The Least rasbora usually swim in the lower mid to middle area of the planted tank.
Feeding the Least rasbora
Easily accepts most dried food like pellets and flakes as long as it’s small enough to be consumed. But if you want it to thrive in your aquarium, make sure to also feed daily meals of small live or frozen worms and micro crustaceans like Daphnia and Artemia (brine shrimp).
Doing so will result in the best coloration while creating optimal conditions of breeding this species in your tank.
Males distinguish from females by being slimmer and turning red when in breeding form.

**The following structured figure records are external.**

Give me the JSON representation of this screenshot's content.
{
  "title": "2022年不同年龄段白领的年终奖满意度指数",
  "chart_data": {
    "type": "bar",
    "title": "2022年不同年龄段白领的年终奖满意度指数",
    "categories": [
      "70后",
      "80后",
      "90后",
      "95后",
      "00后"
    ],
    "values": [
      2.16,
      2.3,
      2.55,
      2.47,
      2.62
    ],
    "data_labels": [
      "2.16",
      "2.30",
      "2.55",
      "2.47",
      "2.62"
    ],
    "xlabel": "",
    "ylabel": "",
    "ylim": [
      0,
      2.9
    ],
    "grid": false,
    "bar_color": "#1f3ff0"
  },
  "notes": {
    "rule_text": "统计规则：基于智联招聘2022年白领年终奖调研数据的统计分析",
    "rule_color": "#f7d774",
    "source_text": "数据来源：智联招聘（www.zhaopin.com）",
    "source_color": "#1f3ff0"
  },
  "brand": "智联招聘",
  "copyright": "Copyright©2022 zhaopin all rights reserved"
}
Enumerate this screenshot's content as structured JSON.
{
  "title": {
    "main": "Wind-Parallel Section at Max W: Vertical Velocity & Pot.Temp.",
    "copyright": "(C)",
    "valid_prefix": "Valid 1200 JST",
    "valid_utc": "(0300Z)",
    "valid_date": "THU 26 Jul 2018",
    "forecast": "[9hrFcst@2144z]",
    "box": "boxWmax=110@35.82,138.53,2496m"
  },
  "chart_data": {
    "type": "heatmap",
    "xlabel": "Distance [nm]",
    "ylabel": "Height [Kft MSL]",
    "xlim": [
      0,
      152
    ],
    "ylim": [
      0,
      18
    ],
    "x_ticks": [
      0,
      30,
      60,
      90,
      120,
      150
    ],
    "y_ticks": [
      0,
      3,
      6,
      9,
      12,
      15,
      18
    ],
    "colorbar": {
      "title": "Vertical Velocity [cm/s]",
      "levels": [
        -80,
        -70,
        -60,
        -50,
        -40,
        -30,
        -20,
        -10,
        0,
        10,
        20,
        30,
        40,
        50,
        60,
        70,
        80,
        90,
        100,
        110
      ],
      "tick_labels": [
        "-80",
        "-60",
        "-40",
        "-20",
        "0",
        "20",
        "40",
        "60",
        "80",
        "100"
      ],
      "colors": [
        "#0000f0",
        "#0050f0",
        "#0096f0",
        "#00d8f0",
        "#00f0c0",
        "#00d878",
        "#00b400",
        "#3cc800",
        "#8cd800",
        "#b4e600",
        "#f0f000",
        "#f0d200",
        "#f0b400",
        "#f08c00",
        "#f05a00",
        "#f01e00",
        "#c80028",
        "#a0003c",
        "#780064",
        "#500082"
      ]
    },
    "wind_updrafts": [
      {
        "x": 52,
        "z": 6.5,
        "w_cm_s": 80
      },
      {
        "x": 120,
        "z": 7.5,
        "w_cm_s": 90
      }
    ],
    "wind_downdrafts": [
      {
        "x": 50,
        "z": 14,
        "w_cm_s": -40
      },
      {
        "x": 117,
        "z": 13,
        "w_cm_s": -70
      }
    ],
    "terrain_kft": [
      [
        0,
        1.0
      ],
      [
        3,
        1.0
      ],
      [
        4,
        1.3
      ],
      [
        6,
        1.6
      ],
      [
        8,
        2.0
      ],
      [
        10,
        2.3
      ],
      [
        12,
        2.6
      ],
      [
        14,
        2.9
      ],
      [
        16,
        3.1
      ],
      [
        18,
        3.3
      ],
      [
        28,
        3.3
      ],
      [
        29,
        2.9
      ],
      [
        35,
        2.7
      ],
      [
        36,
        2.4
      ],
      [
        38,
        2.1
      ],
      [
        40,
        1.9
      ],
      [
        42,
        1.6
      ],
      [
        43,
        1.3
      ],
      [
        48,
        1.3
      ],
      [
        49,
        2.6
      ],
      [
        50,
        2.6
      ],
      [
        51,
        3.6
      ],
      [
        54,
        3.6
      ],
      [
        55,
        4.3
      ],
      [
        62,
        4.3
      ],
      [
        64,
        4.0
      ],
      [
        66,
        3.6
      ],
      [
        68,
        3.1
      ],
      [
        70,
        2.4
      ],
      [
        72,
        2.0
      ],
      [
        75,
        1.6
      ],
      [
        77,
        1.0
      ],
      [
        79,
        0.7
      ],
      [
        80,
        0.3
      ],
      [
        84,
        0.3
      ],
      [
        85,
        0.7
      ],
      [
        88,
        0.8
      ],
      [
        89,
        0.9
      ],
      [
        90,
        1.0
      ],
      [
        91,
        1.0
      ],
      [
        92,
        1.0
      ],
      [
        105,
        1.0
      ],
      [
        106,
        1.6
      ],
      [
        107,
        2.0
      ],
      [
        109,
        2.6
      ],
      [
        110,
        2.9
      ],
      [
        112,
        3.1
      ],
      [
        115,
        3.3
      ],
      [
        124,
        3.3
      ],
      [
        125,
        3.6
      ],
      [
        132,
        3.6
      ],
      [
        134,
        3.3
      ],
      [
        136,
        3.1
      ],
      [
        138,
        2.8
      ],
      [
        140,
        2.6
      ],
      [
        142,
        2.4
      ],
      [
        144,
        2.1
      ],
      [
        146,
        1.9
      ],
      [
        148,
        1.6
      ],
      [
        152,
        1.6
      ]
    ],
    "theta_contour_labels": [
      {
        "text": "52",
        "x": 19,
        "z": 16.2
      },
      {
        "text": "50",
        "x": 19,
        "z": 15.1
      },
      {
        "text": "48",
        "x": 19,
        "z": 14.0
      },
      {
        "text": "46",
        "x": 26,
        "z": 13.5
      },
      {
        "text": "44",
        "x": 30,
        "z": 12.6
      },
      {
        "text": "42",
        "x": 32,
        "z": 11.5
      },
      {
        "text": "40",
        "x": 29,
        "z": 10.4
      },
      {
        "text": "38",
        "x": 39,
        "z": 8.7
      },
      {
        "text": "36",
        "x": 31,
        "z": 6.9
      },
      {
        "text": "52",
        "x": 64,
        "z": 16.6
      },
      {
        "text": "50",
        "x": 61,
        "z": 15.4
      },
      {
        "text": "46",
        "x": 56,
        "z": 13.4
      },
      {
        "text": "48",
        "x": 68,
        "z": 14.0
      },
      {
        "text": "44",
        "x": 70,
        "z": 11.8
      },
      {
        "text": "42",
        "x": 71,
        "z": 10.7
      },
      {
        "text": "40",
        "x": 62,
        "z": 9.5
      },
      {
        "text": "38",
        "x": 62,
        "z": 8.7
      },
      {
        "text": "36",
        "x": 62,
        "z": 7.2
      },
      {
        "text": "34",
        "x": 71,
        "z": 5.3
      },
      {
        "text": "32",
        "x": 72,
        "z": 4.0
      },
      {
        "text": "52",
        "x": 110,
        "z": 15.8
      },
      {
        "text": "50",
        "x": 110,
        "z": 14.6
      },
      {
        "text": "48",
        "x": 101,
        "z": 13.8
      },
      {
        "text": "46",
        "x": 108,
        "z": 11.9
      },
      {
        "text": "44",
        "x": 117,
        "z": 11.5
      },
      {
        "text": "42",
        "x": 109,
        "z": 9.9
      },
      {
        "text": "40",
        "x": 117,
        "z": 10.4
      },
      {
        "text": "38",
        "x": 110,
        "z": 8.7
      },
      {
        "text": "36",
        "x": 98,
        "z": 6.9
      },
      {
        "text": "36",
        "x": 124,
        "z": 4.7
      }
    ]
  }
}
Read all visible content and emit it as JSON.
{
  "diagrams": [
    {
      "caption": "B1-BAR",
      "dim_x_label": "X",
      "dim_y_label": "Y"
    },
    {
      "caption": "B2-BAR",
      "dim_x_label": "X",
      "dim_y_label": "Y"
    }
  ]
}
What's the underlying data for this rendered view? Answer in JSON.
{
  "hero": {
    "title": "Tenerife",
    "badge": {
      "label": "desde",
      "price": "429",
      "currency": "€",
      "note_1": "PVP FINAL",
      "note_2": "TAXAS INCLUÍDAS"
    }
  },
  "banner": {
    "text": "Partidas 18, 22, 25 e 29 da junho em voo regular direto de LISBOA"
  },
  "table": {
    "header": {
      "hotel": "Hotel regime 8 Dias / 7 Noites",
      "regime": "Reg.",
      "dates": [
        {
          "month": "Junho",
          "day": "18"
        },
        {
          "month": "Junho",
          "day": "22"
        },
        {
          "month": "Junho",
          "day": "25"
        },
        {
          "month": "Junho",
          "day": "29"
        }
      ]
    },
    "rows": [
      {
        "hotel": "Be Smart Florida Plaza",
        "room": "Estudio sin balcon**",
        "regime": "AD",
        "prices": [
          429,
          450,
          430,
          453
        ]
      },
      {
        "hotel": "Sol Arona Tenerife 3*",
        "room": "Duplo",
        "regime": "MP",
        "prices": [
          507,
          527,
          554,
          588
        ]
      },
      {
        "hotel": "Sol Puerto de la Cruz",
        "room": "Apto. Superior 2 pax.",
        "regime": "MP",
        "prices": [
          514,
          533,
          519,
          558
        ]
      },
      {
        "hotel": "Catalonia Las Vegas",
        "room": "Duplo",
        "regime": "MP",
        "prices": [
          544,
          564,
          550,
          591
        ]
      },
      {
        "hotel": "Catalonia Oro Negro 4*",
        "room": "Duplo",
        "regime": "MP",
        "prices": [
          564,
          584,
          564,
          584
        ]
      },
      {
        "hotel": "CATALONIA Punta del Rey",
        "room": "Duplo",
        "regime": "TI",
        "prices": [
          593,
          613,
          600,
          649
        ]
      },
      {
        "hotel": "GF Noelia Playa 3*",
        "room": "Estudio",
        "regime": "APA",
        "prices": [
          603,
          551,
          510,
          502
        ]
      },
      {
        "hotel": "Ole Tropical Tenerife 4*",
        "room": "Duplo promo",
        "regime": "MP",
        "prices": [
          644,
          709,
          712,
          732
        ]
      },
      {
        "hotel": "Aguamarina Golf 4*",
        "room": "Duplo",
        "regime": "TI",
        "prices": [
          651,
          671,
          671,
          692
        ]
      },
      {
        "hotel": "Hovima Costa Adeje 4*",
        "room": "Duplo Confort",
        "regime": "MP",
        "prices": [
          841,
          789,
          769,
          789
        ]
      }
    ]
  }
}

Females tend to be bulkier with rounder bellies and more washed colors.
Like many small cyprinids, the Least rasbora scatters its eggs in a continuous manner and both parents lack parental care thus they will eat their eggs if they’ll spot them.
A small number of eggs will be laid daily and if your tank is densely planted, there is a good chance that some will hatch eventually.
For a more controlled reproduction, it is best to place 2-3 pairs in a separate smaller tank where they’ll be conditioned for optimal spawning results.
Keep this tank in a low light area and cover the bottom with plastic mesh which will ensure that the fish can’t reach and eat the fallen eggs.
The temperature should be on the higher side in the specified range (28°C). Place some Java moss in the aquarium and use a small air-powered sponge filter.
After the initial spawning session, expect the eggs to hatch around the second day. The fry will survive on their yolk sacs for another 24 hours or so. After this period of time they will require microscopic food. In a week to 10 days you can easily feed them newly-hatched Artemia and microworms.